Les députés reviennent ensuite sur les grandes préoccupations de l'Union en matière de sécurité et s’expriment comme suit :
- Balkans occidentaux : les députés réaffirment que l'objectif poursuivi par l'Union en Bosnie-et-Herzégovine demeure la mise en place d'un État stable, pacifique et multiethnique. Ils apellent donc les dirigeants politiques de ce pays à satisfaire aux objectifs de mise en œuvre de la paix qui tardent à se réaliser. Les députés craignent en particulier un désengagement de la communauté internationale en Bosnie-et-Herzégovine;
- Partenariat oriental : les députés soutiennent l'approche retenue par la Commission dans sa communication sur un partenariat oriental, qui vise à établir une zone de libre-échange et à mettre en place une coopération dans tous les aspects de la sécurité, en particulier la sécurité énergétique. Ils estiment toutefois que ce partenariat devrait s'accompagner d'un doublement de l'aide financière de l'UE et d'une forte dimension politique. Les députés invitent également l’Union à prendre sans plus tarder des mesures pour faciliter les procédures d'octroi de visas aux citoyens du Belarus;
- Géorgie : une nouvelle fois, les députés rendent hommage à la présidence française qui a permis de faire en sorte que l'Union joue un rôle clé dans la fin de la guerre en Géorgie. Ils demandent maintenant au Conseil d’insister pour que l'accord de cessez-le-feu soit pleinement appliqué. Plus loin, les députés estiment que l'UE devrait suivre les autres conflits potentiels dans cette région, en coopération avec la Turquie ;
- Russie : les députés sont convaincus que la normalisation des relations UE-Russie implique que ce pays consente à autoriser les observateurs internationaux à suivre la situation en Ossétie du Sud et en Abkhazie et qu'aucun partenariat stratégique ne sera possible avec la Russie si les valeurs de démocratie, de respect des droits de l'homme et d'État de droit ne sont pas pleinement respectées.
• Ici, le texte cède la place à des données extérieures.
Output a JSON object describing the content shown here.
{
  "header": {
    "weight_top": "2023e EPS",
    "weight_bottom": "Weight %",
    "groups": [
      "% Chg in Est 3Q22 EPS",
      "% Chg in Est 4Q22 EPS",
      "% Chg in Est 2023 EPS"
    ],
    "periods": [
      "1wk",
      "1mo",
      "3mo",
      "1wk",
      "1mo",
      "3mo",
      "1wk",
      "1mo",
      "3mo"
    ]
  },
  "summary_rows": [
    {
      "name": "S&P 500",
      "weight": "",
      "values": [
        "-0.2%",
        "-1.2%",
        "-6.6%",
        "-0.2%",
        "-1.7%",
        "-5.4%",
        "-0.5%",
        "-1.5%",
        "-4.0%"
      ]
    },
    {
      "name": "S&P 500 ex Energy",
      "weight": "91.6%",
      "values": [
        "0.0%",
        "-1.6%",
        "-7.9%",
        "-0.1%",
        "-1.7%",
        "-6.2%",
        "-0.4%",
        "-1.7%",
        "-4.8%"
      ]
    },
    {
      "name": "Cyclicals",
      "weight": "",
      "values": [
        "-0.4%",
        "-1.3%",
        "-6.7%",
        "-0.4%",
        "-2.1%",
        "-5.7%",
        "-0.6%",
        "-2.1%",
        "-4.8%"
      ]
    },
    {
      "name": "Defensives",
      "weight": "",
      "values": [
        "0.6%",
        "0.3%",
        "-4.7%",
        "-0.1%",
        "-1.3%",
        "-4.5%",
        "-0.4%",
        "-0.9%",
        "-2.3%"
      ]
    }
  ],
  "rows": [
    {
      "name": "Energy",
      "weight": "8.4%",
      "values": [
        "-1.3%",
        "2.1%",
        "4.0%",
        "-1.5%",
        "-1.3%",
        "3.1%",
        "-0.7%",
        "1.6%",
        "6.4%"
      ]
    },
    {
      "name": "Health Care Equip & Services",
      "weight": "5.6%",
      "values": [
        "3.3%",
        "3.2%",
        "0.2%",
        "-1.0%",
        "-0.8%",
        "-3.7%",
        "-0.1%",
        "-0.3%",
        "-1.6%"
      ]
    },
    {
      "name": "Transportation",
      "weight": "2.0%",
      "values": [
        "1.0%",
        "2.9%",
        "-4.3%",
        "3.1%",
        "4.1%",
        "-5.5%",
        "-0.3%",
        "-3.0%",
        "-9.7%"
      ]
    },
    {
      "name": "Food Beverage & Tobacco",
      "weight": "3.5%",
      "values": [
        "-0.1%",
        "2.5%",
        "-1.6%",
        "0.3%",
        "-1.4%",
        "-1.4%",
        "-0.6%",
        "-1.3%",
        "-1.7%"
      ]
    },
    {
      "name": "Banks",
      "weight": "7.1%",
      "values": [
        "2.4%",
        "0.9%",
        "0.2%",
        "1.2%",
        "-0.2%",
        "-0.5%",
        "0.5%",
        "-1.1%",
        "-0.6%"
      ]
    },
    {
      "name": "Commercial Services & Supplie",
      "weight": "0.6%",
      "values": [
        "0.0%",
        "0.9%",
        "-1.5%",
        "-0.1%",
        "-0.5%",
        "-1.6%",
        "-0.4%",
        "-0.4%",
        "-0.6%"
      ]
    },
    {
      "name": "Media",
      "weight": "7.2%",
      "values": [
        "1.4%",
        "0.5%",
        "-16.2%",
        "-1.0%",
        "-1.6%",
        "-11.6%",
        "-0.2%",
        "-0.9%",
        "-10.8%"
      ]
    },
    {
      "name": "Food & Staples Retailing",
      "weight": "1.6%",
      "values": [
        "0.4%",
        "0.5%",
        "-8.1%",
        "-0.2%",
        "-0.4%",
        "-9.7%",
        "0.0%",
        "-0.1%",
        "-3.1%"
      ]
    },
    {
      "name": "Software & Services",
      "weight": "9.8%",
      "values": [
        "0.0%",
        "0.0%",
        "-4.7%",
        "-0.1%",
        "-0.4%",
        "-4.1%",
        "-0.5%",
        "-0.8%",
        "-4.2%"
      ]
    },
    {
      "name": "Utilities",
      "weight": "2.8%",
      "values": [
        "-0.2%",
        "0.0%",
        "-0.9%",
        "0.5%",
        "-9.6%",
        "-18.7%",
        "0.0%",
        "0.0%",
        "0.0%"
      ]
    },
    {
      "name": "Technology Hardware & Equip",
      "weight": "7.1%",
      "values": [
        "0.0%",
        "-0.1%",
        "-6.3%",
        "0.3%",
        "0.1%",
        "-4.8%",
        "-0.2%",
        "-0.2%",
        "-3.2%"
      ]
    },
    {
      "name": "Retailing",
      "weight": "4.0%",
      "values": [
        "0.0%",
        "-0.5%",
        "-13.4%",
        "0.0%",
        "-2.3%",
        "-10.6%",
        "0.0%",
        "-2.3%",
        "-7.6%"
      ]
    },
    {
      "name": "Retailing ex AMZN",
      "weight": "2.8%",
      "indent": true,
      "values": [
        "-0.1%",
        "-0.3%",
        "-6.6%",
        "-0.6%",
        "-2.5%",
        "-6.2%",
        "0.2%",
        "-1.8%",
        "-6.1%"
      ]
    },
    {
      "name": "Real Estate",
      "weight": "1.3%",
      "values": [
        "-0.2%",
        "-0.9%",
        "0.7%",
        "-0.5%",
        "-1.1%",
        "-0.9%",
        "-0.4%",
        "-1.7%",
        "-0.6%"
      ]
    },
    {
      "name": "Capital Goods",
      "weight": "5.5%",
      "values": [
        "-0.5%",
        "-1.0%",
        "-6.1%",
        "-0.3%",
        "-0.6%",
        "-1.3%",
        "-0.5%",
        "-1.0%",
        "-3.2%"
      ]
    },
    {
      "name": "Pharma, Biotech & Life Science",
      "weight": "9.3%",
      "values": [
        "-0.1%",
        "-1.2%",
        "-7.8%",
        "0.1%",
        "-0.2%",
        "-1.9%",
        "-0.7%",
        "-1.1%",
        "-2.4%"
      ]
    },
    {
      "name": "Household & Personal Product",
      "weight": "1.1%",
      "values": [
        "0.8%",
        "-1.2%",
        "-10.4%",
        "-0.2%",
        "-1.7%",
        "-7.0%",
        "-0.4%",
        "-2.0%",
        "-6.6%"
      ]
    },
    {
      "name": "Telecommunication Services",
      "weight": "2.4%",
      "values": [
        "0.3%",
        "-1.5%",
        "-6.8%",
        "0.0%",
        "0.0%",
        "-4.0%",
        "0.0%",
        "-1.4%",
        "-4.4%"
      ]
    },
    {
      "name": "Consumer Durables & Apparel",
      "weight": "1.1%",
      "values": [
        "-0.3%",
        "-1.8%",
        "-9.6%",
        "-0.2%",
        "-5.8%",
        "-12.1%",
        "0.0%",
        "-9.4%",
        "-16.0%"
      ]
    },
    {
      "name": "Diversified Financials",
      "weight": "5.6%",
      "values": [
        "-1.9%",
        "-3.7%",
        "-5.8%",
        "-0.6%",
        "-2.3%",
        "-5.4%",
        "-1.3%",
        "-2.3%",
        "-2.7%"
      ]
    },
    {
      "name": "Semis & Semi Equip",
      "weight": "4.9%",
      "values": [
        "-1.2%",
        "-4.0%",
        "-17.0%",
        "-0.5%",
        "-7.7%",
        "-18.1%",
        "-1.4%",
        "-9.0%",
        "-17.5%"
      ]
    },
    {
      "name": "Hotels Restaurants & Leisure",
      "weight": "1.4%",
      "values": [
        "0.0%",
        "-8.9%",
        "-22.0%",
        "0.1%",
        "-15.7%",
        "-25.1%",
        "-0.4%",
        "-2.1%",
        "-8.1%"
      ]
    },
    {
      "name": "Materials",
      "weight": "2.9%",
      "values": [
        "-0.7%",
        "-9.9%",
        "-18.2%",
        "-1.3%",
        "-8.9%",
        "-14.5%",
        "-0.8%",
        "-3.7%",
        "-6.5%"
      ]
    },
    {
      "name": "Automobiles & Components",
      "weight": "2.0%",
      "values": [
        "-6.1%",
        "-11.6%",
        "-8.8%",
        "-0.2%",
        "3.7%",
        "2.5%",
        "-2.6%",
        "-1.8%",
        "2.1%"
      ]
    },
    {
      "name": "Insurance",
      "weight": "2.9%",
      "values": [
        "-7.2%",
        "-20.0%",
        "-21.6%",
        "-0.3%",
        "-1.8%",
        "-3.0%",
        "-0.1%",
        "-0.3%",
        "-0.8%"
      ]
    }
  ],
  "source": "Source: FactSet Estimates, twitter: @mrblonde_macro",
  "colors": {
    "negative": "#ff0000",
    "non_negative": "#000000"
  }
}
Ces valeurs doivent donc être au cœur des négociations en cours en vue d'un nouvel accord de partenariat et de coopération avec ce pays;
- Proche et Moyen-Orient : les députés déplorent la dégradation de la situation au Proche-Orient et le lourd tribut humain payé par la population civile lors du conflit armé dans la bande de Gaza. Les députés estime que l'Union a un rôle politique incontestable à jouer dans la région, proportionnel aux ressources financières qu'elle a mises à disposition, pour apporter une réponse à la grave crise humanitaire qui frappe la bande de Gaza. Les députés demandent au Conseil de poursuivre ses efforts en vue d'arriver à un cessez le feu permanent dans cette région et invitent le Conseil à étudier toutes les possibilités de promotion d'une paix durable au Proche-Orient. Si les députés soutiennent le renouvellement du mandat de la mission de police de l'UE dans les territoires palestiniens et son élargissement au point de passage de Rafah, les députés attendent que ces initiatives contribuent à restaurer la liberté de mouvement dans les territoires palestiniens. En ce qui concerne le Moyen-Orient, les députés attendent de l'UE un engagement renforcé en Irak, un renforcement des relations avec l'Iran (sachant que ces relations devraient couvrir, outre le volet nucléaire, la coopération commerciale et énergétique et la stabilité régionale). Les députés se disent également préoccupés par la détérioration de la sécurité en Afghanistan. Ils rappellent qu'il est urgent d'améliorer la coopération entre l'UE et l'OTAN dans cette zone ;
- Afrique : les députés demandent au Conseil d'élargir son programme en faveur de l'Afrique, de sorte à englober un éventail de politiques plus large qu'à l'heure actuelle. Des initiatives sont également réclamées pour renforcer la présence de l’Union au Darfour, en Somalie et en RDC ;
- Amérique latine : enfin, les députés réitèrent leur appel à un partenariat global et une stratégie commune pour renforcer les relations entre l'Union européenne et l'Amérique latine.